His methods and motives remain cryptic, but the carnage unleashed by Bernard Madoff is beginning to be revealed: in a New York City federal court, where the former Nasdaq chairman stands accused of masterminding a $50 billion Ponzi scheme; in congressional hearings; and in the Manhattan office of a French financier who killed himself after Madoff bilked him and his clients out of more than $1 billion.
Ponzi Schemes--in which a swindler touts outsize returns, parries questions about legitimacy with hefty dividends and creates the illusion of solvency by paying off early investors with capital raised from later entrants--are named after Boston businessman Charles Ponzi. From 1919 to 1920, the Italian immigrant coaxed thousands of people into sinking millions of dollars into a complex deal involving international postage rates, which he said would earn a 50% profit in 90 days.

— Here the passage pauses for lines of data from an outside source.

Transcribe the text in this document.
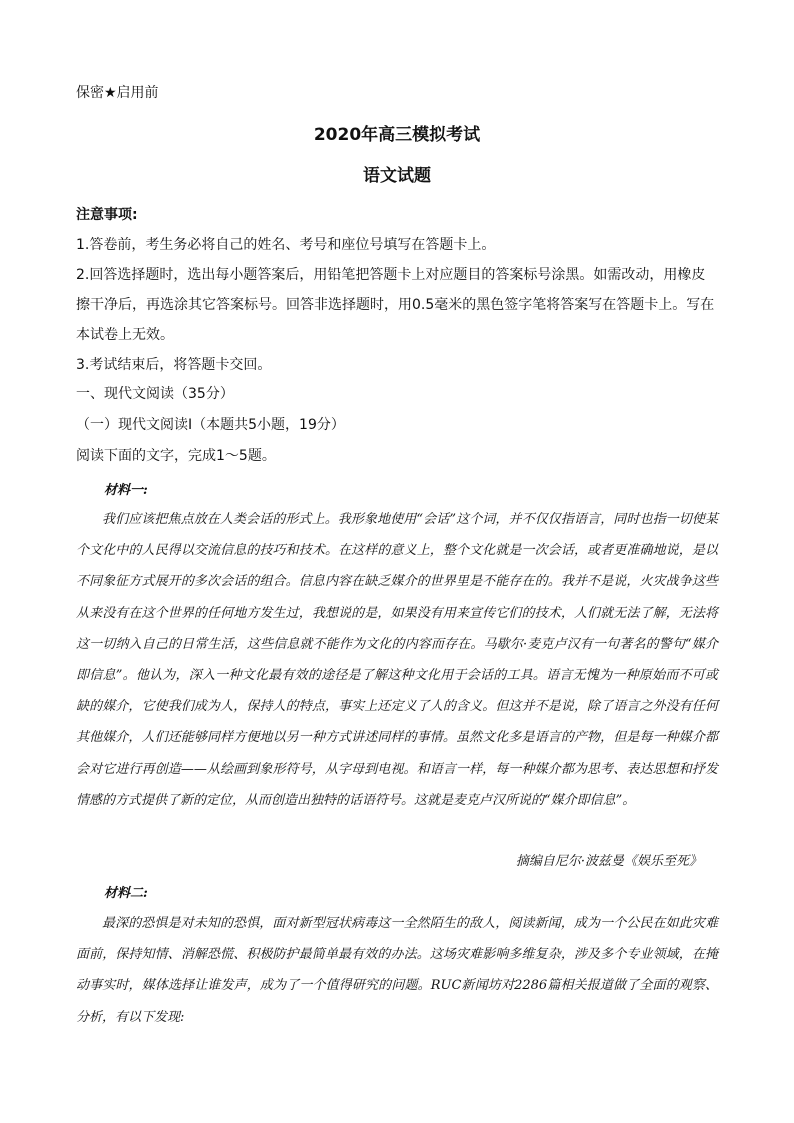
保密★启用前
2020年高三模拟考试
语文试题
注意事项:
1.答卷前，考生务必将自己的姓名、考号和座位号填写在答题卡上。
2.回答选择题时，选出每小题答案后，用铅笔把答题卡上对应题目的答案标号涂黑。如需改动，用橡皮擦干净后，再选涂其它答案标号。回答非选择题时，用0.5毫米的黑色签字笔将答案写在答题卡上。写在本试卷上无效。
3.考试结束后，将答题卡交回。
一、现代文阅读（35分）
（一）现代文阅读Ⅰ（本题共5小题，19分）
阅读下面的文字，完成1～5题。
材料一:
我们应该把焦点放在人类会话的形式上。我形象地使用“会话”这个词，并不仅仅指语言，同时也指一切使某个文化中的人民得以交流信息的技巧和技术。在这样的意义上，整个文化就是一次会话，或者更准确地说，是以不同象征方式展开的多次会话的组合。信息内容在缺乏媒介的世界里是不能存在的。我并不是说，火灾战争这些从来没有在这个世界的任何地方发生过，我想说的是，如果没有用来宣传它们的技术，人们就无法了解，无法将这一切纳入自己的日常生活，这些信息就不能作为文化的内容而存在。马歇尔·麦克卢汉有一句著名的警句“媒介即信息”。他认为，深入一种文化最有效的途径是了解这种文化用于会话的工具。语言无愧为一种原始而不可或缺的媒介，它使我们成为人，保持人的特点，事实上还定义了人的含义。但这并不是说，除了语言之外没有任何其他媒介，人们还能够同样方便地以另一种方式讲述同样的事情。虽然文化多是语言的产物，但是每一种媒介都会对它进行再创造——从绘画到象形符号，从字母到电视。和语言一样，每一种媒介都为思考、表达思想和抒发情感的方式提供了新的定位，从而创造出独特的话语符号。这就是麦克卢汉所说的“媒介即信息”。
摘编自尼尔·波兹曼《娱乐至死》
材料二:
最深的恐惧是对未知的恐惧，面对新型冠状病毒这一全然陌生的敌人，阅读新闻，成为一个公民在如此灾难面前，保持知情、消解恐慌、积极防护最简单最有效的办法。这场灾难影响多维复杂，涉及多个专业领域，在掩动事实时，媒体选择让谁发声，成为了一个值得研究的问题。RUC新闻坊对2286篇相关报道做了全面的观察、分析，有以下发现:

Ponzi wasn't the scam's first practitioner; that was probably a New York City grifter named William Miller, who fleeced investors out of $1 million--more than $20 million in today's dollars--in 1899. The cons have since grown: a Florida church netted $500 million in a 1990s fraud that promised God would double the money of pious investors. Boy-band impresario Lou Pearlman, in addition to foisting 'N Sync on an unsuspecting public, stole $300 million from clients over two decades. And citizens poured some $1.2 billion into Albanian pyramid schemes after the fall of communism; when the schemes collapsed in 1997, investor outrage toppled the government. Still, Madoff's $50 billion scam would be the biggest ever--except to those who say the risky trading in mortgage-backed securities was a Ponzi scheme of its own. The price tag for that crisis is already in the hundreds of billions.